StATins Use in intRacerebral hemorrhage patieNts (SATURN)
他汀类药物在脑出血患者中的应用 (SATURN)
基本信息
- 批准号:10410577
- 负责人:
- 金额:$ 315.04万
- 依托单位:
- 依托单位国家:美国
- 项目类别:
- 财政年份:2019
- 资助国家:美国
- 起止时间:2019-09-01 至 2028-02-29
- 项目状态:未结题
- 来源:
- 关键词:AddressAmericanApolipoprotein EAreaArterial Occlusive DiseasesBenefits and RisksBiological MarkersBlindedBlood VesselsBrain hemorrhageCardiovascular systemCause of DeathCerebral hemisphere hemorrhageCessation of lifeClinicalCognitiveCoronaryCost SavingsDataDecision AnalysisEquipoiseEventFamilyGenotypeHealthcareHemorrhageImpaired cognitionIncidenceIndividualIschemic StrokeKnowledgeLinkLobarMagnetic Resonance ImagingMyocardial InfarctionNational Institute of Neurological Disorders and StrokeNeurologicOutcomePatientsPeripheralPeripheral arterial diseasePharmaceutical PreparationsPhase III Clinical TrialsPreventionProceduresPublic HealthQuality of lifeQuestionnairesRandomizedRecurrenceRelative RisksResearchRetinaRiskSurvivorsTelephoneUncertaintyUnited States National Institutes of Healthapolipoprotein E-4cognitive testingdisabilityefficacy outcomesfollow-upfunctional disabilityhigh riskimprovedopen labelpatient subsetspreventprospectiverisk stratificationsafety outcomesstroke patientwelfare
项目摘要
There is a knowledge gap and clinical equipoise as to whether statins should be used in patients at high risk
for intracerebral hemorrhage (ICH), in particular patients with lobar ICH who are at high risk for recurrent ICH.

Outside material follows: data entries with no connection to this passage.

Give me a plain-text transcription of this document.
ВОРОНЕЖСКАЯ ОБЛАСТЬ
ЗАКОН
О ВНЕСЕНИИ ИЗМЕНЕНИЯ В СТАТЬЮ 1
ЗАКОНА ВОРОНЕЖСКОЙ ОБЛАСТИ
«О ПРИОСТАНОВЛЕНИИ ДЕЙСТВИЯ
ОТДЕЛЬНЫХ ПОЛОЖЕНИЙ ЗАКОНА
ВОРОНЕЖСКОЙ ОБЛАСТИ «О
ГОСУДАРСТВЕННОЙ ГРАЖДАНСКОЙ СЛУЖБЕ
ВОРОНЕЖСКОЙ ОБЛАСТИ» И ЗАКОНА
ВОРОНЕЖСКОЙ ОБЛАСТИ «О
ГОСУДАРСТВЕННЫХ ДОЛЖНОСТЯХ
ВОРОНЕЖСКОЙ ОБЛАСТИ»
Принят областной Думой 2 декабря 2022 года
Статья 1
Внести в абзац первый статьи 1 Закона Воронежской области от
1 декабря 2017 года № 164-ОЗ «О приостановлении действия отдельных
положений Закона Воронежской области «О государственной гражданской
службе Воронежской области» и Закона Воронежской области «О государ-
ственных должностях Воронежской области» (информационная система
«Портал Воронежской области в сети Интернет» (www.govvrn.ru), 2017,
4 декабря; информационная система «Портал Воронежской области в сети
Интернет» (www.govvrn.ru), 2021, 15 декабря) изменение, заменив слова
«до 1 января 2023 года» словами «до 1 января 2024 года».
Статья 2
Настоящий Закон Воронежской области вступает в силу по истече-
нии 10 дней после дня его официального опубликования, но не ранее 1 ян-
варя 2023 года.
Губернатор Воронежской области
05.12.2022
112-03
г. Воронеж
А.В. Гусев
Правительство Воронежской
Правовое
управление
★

While the benefits of statins in reducing major adverse cerebro-cardio-vascular events (MACCE) are well
established, statins have been linked to a slight increase in the incidence of ICH, particularly in lobar ICH
patients who have Apolipoprotein E ε2 and/or ε4 genotypes, and the presence/number of microbleeds on
gradient-echo MRI. There are no prospective or randomized data on the effects of continuation vs.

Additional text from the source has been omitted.